Aslında Kimiz?




Zamanın birinde, bir adam uyandığında kendini tanımadığı bir odada buldu. Açıklayamadığı bir sersemlik hissi dışında hiçbir şeyden emin değildi. Tüm çevresinde aynalar, renk renk dolaplar ve sehpalar vardı. Yer tanıdıktı ama orada ne arıyordu? Hatırlamaya çalıştıkça endişe baş göstermeye başladı. Hatırlamak, ama neyi?  Açıkça ortadaydı ki, bu büyük bir tiyatronun soyunma odasıydı, ama kendi rolü neydi? Aynaya her bakışında, keskin bir acı hissetti, çünkü aynada ona bakan kişinin kim olduğundan pek emin değildi. Birden kendini yanlız hissetti. Gidip dolaplardan birini açtı, aklına yapacak başka birşey gelmemişti. İçinde çok önemli bir generale ait olduğu belli olan, titizlikle ütülenmiş, süslü bir üniforma buldu. Güçlü görünüşünden hoşlandı. Belki de bu kendi giyisisiydi. Çabucak giyindi ve büyük boy aynalarından birinin önünde dikkatle dikildi. Umudunu kaybetti.Pek havalı bir kiyafetti bu gerçekten ama onun değildi. Ne kadar istemese de, üniformayı çıkardı. Bir başka dolabı denedi. Bunun içinde rengarenk bir sirk giyisisi vardı. Bir an bile beklemeksizin içine daldı. Yararı yoktu. Ona uymadığı gibi, giysi onu bir palyaço gibi gösteriyor ve hissettiriyordu. Umutsuzluğu arttı. Bir başka dolabı denedi.  Bu sefer ki bir devlet adamınınkiydi. Bir sonraki dolap bir dilencinin. Durmadan dolaptan dolaba gitti. Çok azı üzerine uydu ve eğer uyduysa da ona doğru kıyafet gibi gelmedi. Son dolaba geldi. Açmalı mıydı?  Kalbi çarpıyordu. Kapı kolunu tuttuğu anda başı fırıl fırıl dönmeye başladı, sanki daireler onu içine çekiyordu. Devam etmek için mücadele veriyordu. Ne de olsa bu dolap onun giyisisinin olduğu dolap olmalıydı. Kalan tek dolap oydu. Kapı açıldığında nefesi kesildi. Dolap boştu. Bu kadarı onun için çok fazlaydı. Yere yığıldı. Çevresine toplanmış insanların sesiyle uyandı. Alnına hoş bir serinlik veren soğuk bir bez konmuştu. Birisi ona iyi olup olmadığını soruyordu. Hafifçe başı ağırıyordu. Ardından, tüm dolaplara birer boşuna bakışı aklına geldiğinde, bir an için dehşete kapıldı. Aynı hızla derin bir dinginlik duygusu geldi ve korku başını alıp gitti. Dinginlik kaldı. Kim olduğunu hatırlamıştı. O gece, tiyatro açılmadan evvel kontrol turlarını atarken, giysi odasında ayağı kayıp düşmüş ve başını çarpmıştı. Darbe ona geçici ve acılı bir şekilde, sahnede rol alan karakterlerden biri değil, tiyatronun sahibi olduğunu unutturmuştu.

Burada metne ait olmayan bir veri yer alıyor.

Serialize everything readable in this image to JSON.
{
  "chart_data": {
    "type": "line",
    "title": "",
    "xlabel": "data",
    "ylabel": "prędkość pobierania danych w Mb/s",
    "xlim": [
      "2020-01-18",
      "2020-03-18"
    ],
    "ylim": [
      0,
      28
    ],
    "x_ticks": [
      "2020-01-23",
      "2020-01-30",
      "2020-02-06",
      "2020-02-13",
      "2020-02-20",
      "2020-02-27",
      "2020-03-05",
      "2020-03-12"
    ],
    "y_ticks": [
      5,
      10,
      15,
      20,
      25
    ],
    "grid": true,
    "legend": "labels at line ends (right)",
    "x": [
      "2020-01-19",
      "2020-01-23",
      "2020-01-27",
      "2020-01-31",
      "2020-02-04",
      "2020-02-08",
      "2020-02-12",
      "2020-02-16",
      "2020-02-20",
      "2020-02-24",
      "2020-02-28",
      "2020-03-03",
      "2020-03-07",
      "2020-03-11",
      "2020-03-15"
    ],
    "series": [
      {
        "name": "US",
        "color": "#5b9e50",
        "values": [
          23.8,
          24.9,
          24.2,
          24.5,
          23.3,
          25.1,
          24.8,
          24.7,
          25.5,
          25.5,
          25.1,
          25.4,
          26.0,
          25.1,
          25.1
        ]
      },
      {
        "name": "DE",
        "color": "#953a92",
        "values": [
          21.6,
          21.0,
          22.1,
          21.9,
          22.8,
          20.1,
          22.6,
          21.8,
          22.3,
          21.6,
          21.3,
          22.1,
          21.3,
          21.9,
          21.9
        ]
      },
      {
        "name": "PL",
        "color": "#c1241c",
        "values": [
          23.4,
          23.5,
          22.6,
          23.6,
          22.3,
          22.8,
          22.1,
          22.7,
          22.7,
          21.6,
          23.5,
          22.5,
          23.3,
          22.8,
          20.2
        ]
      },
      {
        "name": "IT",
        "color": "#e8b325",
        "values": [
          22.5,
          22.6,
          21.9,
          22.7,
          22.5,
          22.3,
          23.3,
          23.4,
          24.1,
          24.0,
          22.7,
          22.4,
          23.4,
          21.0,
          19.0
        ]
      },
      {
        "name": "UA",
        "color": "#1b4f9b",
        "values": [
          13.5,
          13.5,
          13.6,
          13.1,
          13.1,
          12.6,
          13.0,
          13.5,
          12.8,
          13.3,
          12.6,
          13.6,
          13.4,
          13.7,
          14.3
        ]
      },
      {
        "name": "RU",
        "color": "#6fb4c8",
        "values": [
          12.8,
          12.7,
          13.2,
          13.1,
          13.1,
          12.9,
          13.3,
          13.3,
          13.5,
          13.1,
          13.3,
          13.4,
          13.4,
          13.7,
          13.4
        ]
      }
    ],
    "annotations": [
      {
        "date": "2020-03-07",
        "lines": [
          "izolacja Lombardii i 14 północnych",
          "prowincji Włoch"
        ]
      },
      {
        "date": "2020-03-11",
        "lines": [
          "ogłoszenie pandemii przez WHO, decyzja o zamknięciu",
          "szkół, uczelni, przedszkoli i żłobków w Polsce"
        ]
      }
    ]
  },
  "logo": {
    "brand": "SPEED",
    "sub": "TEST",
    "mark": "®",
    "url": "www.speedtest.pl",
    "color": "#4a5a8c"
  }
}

Bu öykü bize, eğer gerçek kimliğimizi bilmiyorsak endişe,kendinden şüphe ve daha bir sürü umutsuz ruh halinin sahne ışıklarına doğru üşüşerek, sahneyi ele geçireceklerini öğretiyor. Bir kez bu yüksek kendini tanıma durumuna geldiğimizde,  kendimizi tanımamaktan kaynaklanan acılı sorunlar kendiliğinden kaybolur. Kendi hakkımızdaki korkularımızın yerini,dingin bir kendine hâkim olma duygusu alır.